The training itself is surprisingly lean: 960 problems, 200 RL iterations, and two NVIDIA H100 GPUs. This is not a $100 million compute project.

The Benchmarks Hold Up

On GPQA Diamond—graduate-level science questions that most frontier models still find genuinely difficult—the RL Conductor hit 87.5%, ahead of Gemini 2.5 Pro’s 84.8%. On AIME 2025, competition mathematics that filters out most AI systems, it reached 93.3% versus GPT-5’s 90.8%. On LiveCodeBench, it sat at state-of-the-art at publication, ahead of OpenAI’s O-series models.

A 3% improvement on hard benchmarks sounds modest. In machine learning, it isn’t. Full model generations—the jump from one major release to the next—often improve by 2 to 4 percentage points on these evaluations. The RL Conductor delivered a generational step without training a new frontier model. And the paper passed ICLR 2026 peer review—this isn’t a company blog post with cherry-picked demos.

Sakana Fugu: The Commercial Product

Sakana AI packaged the RL Conductor research into Sakana Fugu, a beta product that launched April 25, 2026. Two variants: Fugu Mini, optimized for latency, and Fugu Ultra, built for demanding tasks where quality trumps speed.

The developer pitch is clean: the Fugu API is OpenAI-compatible. If you’re already calling GPT, Claude, or Gemini through an API, you swap one endpoint. Fugu handles all coordination transparently—figuring out which model runs which subtask, assembling results. No pipeline rewrite. Access is application-only via sakana.ai, and pricing hasn’t been announced.

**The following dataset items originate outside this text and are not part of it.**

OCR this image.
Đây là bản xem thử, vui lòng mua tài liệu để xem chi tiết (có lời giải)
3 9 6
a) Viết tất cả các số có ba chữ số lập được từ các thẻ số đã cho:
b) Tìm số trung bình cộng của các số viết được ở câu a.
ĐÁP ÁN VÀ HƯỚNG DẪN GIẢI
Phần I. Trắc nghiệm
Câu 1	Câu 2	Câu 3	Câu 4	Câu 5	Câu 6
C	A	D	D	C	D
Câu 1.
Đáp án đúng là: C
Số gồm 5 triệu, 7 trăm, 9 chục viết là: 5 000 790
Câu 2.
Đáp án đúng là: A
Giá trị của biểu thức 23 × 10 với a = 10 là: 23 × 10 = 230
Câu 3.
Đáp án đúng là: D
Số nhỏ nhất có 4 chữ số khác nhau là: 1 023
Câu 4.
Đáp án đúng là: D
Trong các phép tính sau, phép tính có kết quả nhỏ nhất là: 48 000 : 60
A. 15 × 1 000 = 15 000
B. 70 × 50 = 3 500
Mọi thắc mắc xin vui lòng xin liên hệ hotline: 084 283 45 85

The real concern: if Fugu routes your query across GPT-5, Claude Sonnet 4, and Gemini 2.5 Pro, you may be paying for three frontier-model calls per request. The research suggests the Conductor learns to route cheaper models to easier subtasks—but production behavior at scale is still unknown. That’s the honest caveat with any beta that hasn’t published pricing.

Who Built This

Sakana AI was founded in 2023 by David Ha, former head of Google Brain, and Llion Jones—one of the eight co-authors of “Attention Is All You Need,” the 2017 paper that introduced the transformer. The company’s name means “fish” in Japanese, and the founding metaphor is a school of fish forming coherent intelligent behavior from simple individual rules: collective intelligence through coordination, not individual brilliance.

When a co-author of the transformer paper builds a system that wins by not scaling transformers, that’s worth paying attention to.

What This Means for Developers Building with AI

Developers spent the first half of 2026 wiring together multi-agent pipelines by hand—deciding which model handles which step, who verifies whose output, what gets passed where. It’s brittle, intuition-driven work. The RL Conductor suggests orchestration itself is a learnable skill: train a small model on the coordination task with RL, and it discovers routing strategies that humans wouldn’t engineer.

Multi-agent AI isn’t a fringe experiment. In Q1 2026, over 2.4 billion API calls per week flowed through multi-agent orchestration frameworks, according to market analysis. The question for most teams has been how to manage coordination complexity as agent counts scale. A trainable orchestrator changes the calculation.

The broader point: the race for bigger models and longer context windows is real, but it may not be the highest-leverage bet. A well-trained 7B orchestrator, working across the best frontier models available via API, can outperform any of those models acting alone. If Fugu’s production system holds up to its research benchmarks, multi-agent orchestration stops being an engineering problem and becomes a model capability—one that improves with better training data, not just more compute.

The question shifts from “which model should I use?” to “do I have an orchestrator that knows how to use all of them?”